PEKAN BUDAYA TIONGHOA YOGYAKARTA : Ini Ragam Acara PBTY 2016

JIBI/HARIAN JOGJA/DESI SURYANTOFESTIVAL NAGA BARONGSAI -- Peserta menunjukkan kebolehannya dalam memainkan naga barongsai pada acara "Jogja Dragon Festival" yang digelar di sepanjang jalan Malioboro, Yogyakarta, Senin (6 - 2) malam. Festival ini menandai perayaan Cap Go Meh dan menjadi bagian dari penutupan Pekan Budaya Tionghoa Yogyakata (PBTY) VII/2012 yang berlangsung di kampung Ketandan.
17 Februari 2016 10:20 WIB Ujang Hasanudin Jogja Share :

Pekan Budaya Tionghoa Yogyakarta diwarnai sejumlah kegiatan.

Harianjogja.com, JOGJA-Seperti tahun-tahun sebelumnya, Pekan Budaya Tionghoa Yogyakarta (PBTY) 2016 yang digelar untuk memperingati Hari Raya Imlek ini menarik perhatian masyarakat.
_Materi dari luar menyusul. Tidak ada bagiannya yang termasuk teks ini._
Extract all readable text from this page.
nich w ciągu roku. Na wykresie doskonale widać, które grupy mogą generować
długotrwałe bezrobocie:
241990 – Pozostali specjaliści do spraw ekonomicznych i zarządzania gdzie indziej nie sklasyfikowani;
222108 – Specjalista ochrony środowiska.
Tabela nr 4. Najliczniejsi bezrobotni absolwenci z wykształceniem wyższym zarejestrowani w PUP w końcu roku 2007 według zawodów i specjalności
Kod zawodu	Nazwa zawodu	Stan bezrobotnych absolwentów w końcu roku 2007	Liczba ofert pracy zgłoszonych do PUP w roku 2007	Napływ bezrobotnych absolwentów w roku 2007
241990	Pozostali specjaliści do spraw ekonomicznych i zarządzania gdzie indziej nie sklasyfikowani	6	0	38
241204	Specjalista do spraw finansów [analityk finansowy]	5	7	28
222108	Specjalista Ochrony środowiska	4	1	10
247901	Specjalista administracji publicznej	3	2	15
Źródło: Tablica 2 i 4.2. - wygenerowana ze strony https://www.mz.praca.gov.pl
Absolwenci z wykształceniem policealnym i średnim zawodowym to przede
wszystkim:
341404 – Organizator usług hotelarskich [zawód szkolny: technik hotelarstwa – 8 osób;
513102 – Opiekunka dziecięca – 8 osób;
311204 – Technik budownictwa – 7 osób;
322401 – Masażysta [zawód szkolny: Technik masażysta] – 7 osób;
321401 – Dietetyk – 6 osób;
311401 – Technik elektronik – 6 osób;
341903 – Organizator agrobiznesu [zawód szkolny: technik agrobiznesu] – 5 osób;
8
Diperkirakan ribuan orang akan memadati kawasan Malioboro dan Alun-alun Utara (Altar) untuk menyaksikan kesenian Tionghoa tersebut.

Panitia acara, Wawan mengatakan peserta karnaval dari Jogja Dragon Festifal, paguyuban Tionghoa, dan berbagai kesenian dari berbagai daerah nusantara.

“Seperti tahun lalu juga ada reog,” katanya, Selasa (16/2/2016).

Selain karnaval, selama PBTY berlangsung lima hari juga disediakan panggung kesenian dan panggung potehi yang digelar setiap hari sejak sore sampai malam di Kampung Ketandan. Panitia juga menyediakan 150 stan kuliner ala tionghoa di sepanjang Ketandan.

Menurut Ketua Jogja Chinese Art and Culture Center (JACC) Jimmy Sutanto PBTY tidak lepas dari upaya merayakan Tahun Baru Imlek. Berdasarkan kalender perhitungan bulan, Imlek sudah berlangsung sejak 2567 tahun lalu, yang jatuh tiap tanggal satu bulan satu di musim semi. Dalam kalender Masehi Imlek tahun ini bertepatan dengan tanggal 8 Februari.

Perayaan Imlek berlangsung selama 15 hari, “Maka disebut Cap Go Meh. Cap artinya 10, Go itu lima dan Meh itu malam. Jadi puncak perayaan dilakukan pada malam ke-15 malam,” jelasnya. Malam ke-15 jatuh pada 21 Februari malam. Maka pucak PBTY ditandai dengan karnaval naga pada Minggu malam, nanti.

Jimmy menegaskan perayaan Imlek merupakan tradisi budaya yang sudah berlangsung sejak ribuan tahun lalu di Tiongkok dan tidak ada hubungannya dengan agama. Meski acaranya sama dengan acara-acara keagamaan, yakni pada hari malam hari pertama Imlek ramai. Kemudian tiga hari selanjutnya menjadi ajang kumpul-kumpul keluarga, seperti Idul Fitri (dalam Islam).

Lalu, anak-anak kecil dan pemuda yang belum menikah akan mendapat angpao berupa amplop kecil berwarna merah yang berisi uang, menandai sebagai bekal usaha di masa yang akan datang. Sementara orang tua yang sudah tidak bisa usaha juga mendapat angpao sebagai bentuk penghormatan.